As for the speculation surrounding his sudden departure, he said there was little mystery. His 84-year-old mother Loretta Eichelberger recently moved back in with him. His 88-year-old father, Tom Collins Sr., is "on his cane" in Texas.
But it's also true Collins was increasingly frustrated by some of his fellow commissioners and various department heads, including County Manager Don Burnette. His frustration boiled over during the county's recent decision to vote to close the Roos-N-More animal park, and Collins wasn't shy about expressing his anger. But it wasn't just Burnette's decision to block him from the county's email system after the latest fusillade of epithet-laced memos associated with the animal control department that pushed Collins out the door.
He laughed, spat into a nearby waste basket, and drank his beer.
"I've been sending those profane f---ing emails my entire life, especially at the County Commission," he said. "We had the issue of the zoo. I'm the only on who voted to keep the thing open. They're getting inundated with emails and phone calls about what ass----- they are. How do you deflect that?
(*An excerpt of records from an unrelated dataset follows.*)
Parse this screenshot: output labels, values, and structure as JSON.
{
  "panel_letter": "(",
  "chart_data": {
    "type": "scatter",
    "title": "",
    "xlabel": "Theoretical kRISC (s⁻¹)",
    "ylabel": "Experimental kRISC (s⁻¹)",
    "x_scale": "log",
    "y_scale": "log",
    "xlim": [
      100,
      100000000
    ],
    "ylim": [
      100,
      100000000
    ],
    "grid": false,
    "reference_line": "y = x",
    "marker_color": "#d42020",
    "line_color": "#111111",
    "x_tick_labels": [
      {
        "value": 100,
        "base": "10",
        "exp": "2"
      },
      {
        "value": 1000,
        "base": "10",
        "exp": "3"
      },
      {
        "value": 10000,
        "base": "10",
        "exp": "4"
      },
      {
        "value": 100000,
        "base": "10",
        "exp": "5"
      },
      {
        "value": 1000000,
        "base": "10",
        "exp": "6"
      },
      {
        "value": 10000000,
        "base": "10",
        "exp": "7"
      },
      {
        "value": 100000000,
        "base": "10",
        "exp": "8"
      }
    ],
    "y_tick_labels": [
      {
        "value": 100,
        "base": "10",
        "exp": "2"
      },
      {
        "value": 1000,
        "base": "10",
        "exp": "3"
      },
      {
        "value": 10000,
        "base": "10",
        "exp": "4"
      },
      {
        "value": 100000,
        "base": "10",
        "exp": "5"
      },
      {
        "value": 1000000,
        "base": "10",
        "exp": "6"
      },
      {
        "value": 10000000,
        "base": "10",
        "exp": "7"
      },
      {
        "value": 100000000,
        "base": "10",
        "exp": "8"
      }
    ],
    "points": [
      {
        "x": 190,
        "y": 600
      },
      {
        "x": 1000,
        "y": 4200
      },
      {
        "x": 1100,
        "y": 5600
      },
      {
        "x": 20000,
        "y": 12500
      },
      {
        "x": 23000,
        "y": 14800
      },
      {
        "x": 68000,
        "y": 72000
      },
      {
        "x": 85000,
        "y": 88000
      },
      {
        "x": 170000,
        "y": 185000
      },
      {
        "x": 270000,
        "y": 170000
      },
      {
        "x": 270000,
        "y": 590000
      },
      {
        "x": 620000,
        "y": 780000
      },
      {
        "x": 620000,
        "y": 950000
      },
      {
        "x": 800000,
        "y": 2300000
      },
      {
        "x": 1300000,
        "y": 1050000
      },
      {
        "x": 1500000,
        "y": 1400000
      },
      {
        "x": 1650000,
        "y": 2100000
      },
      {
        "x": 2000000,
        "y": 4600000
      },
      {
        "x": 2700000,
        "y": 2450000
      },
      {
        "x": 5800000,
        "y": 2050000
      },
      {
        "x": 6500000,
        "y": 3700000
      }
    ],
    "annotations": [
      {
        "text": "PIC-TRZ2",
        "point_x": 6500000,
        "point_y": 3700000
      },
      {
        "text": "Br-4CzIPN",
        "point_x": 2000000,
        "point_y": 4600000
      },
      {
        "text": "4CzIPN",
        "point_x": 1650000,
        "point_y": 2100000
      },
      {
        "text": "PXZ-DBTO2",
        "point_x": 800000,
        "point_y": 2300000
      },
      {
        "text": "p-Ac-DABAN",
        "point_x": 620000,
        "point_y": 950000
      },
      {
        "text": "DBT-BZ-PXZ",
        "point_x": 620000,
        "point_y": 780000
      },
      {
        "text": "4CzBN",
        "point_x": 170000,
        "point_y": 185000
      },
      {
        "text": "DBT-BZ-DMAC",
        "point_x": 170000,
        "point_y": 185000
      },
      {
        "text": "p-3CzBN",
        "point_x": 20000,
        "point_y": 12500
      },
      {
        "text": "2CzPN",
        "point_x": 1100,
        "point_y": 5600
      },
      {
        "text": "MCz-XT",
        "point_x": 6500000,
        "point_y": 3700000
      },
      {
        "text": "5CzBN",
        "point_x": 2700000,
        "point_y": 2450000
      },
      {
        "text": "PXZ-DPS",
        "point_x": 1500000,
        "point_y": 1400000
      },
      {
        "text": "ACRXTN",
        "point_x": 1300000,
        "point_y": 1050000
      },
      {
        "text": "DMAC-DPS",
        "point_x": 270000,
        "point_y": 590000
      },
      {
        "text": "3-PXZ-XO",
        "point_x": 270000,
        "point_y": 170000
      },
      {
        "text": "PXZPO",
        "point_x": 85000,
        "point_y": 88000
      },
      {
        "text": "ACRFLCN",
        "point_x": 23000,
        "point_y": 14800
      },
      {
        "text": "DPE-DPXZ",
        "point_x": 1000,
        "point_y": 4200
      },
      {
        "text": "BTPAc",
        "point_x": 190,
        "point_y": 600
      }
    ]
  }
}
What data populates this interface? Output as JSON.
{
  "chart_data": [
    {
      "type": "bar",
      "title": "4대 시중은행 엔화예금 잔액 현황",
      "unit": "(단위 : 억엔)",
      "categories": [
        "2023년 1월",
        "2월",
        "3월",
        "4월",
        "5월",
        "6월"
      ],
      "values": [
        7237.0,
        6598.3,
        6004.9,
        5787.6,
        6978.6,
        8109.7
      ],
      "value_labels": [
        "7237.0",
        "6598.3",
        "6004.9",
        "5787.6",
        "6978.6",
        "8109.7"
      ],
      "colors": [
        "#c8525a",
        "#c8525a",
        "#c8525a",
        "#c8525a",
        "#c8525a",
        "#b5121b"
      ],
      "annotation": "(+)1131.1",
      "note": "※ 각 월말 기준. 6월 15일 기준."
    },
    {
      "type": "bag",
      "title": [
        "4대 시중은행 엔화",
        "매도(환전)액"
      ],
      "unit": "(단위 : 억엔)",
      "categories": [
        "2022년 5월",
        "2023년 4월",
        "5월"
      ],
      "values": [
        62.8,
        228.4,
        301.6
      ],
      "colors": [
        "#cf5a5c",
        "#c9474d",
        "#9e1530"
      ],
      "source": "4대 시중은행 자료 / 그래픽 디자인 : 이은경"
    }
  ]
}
You throw out a f---ing email that says I've been blocked from the county email."
Collins has been a hard-partying cowboy and brawler most of his life. He's generated headlines and headaches for himself by failing to keep his wilder side reined. There's no question some of his personal and political wounds are self-inflicted.
But it's also true that, as a longtime local boy, he had a perspective on the community and the county that many of his colleagues could benefit from. He understood better than many how rapid growth overwhelmed locals in his district and throughout rural Clark County.
The county doesn't always play by its own rules, Collins said, adding, "They use their interpretation of the law to f--- with people."
He was clearly proud of standing up for those people, some of them neighbors, against what he described as the county's little tyrannies in dealing with little people.
At 65, Collins still chases rodeos and is in the process of selling four rodeo bulls, he said. Two of them buck pretty good, he added, laughing. Having spent decades as an organized labor loyalist and Democratic campaign mechanic, he's also experienced at pitching political bull.
Although he sounded less than enthusiastic about a run for North Las Vegas mayor against incumbent John Lee, just weeks ago Collins held a well-attended and thinly veiled fundraiser.
A friend and admirer of the late "Cowboy Sheriff" Ralph Lamb — during the interview Collins proudly displayed the lawman's briefcase gifted to him by the Lamb family — Clark County's "cowboy commissioner" said he's happy to be able to retire and spend more time with his horse. It's company he appears to prefer these days to some of his former colleagues.
In the other room, a rerun of "The Big Valley" was finishing on television. He said he planned to take his mother to dinner later, and have another Coors Light sooner.
Maybe Collins will decide to run for another office. Or just maybe Clark County's last cowboy commissioner will cinch it up and ride into the sunset while he still sits tall in the saddle.